Most of the time I was day dreaming and being content but also with a slight nagging feeling of wanting someone with whom I can share this. The feeling was not of wanting a partner (or maybe it was) but it was about wanting a place I belong, wanting my family (even if not always). There was a struggle between the two worlds; a world where I was a friend at a stranger’s place and a world where I was a stranger at my own home.
People who knew me from before were probably confused of the path I was taking, or they didn’t understand it (I, for sure couldn’t explain it). Gradually I was referred to as being weird / different / bold / courageous / loner depending on what the situation called for and my feeling towards it also depended on how I felt. Most times, I felt proud and cool about myself, but there were other times when I longed to be simple and uncomplicated for others (at least for the people I really cared about).
Soon, the balance between these feelings was gone, and I was stuck with the thought that I wasn’t simple and normal enough for people. I was too ‘crazy’. I think it was then that my crazy slowly but steadily went into hibernation for a long period.
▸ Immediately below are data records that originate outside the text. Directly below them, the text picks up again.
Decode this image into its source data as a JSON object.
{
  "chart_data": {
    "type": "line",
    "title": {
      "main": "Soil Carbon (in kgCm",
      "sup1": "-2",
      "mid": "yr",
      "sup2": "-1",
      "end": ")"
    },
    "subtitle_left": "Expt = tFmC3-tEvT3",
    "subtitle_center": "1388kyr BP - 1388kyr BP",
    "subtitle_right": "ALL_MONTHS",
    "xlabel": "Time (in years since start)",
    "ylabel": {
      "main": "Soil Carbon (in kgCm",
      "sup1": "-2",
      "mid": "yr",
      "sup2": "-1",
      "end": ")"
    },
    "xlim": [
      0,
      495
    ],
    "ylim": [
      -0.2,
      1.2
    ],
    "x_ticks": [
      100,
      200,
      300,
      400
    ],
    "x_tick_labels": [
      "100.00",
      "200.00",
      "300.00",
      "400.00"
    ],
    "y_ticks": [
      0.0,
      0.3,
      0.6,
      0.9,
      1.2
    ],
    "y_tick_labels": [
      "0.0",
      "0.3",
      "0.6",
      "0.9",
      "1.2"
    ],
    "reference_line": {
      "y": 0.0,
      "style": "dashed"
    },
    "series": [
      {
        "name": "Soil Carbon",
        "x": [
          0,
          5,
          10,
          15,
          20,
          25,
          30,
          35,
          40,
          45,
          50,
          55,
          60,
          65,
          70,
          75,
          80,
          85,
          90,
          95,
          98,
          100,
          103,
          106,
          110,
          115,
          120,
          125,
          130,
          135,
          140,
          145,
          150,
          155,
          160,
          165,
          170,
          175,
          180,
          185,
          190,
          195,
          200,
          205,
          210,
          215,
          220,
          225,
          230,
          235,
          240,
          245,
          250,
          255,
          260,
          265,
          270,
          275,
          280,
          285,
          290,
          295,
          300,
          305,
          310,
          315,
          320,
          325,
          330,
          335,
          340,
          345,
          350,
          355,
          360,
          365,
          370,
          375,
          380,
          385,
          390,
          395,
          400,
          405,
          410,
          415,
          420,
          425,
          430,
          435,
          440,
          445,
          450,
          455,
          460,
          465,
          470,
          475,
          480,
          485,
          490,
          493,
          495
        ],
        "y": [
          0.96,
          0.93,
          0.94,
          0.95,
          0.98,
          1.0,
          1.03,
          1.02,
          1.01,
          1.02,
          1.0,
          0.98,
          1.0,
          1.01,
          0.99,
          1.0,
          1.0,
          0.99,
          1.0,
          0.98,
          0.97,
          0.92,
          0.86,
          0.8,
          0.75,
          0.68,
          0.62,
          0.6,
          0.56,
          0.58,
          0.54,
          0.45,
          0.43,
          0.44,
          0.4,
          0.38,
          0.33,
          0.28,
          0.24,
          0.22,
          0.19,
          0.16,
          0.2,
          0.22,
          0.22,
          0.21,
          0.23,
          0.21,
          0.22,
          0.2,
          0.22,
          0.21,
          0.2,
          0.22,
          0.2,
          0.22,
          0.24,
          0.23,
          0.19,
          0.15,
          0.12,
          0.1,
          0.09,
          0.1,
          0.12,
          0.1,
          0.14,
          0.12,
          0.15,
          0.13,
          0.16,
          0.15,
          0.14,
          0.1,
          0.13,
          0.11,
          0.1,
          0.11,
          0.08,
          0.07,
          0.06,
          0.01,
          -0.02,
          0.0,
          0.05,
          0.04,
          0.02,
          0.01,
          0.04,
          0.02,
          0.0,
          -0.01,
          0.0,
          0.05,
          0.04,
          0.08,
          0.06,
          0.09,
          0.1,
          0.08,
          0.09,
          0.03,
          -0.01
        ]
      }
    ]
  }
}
In between, I have continued to juggle with experiences, shifted cities, found a place to belong, people to share my stories with and yet there is this hollow feeling inside. I think it is mostly a feeling of doubt and fear. Will the people around me accept my crazy? Will I be able to balance it this time? Will I handle the lessons I am going to learn better than before?
Recently I went to a nearby park with my husband who is a partially obsessed runner. While he went behind his obsession, I put my earphones and the new favourite song on loop and went for a slow walk around the lake. I sat down on the bench to look at the cloudy day, the trees and the birds. I decided to climb up the small hillock and just sit by myself watching pigeons fly (an old habit), watching an old man meditate and still listening to the same song.
I felt my crazy is waking up… slowly but steadily. It is.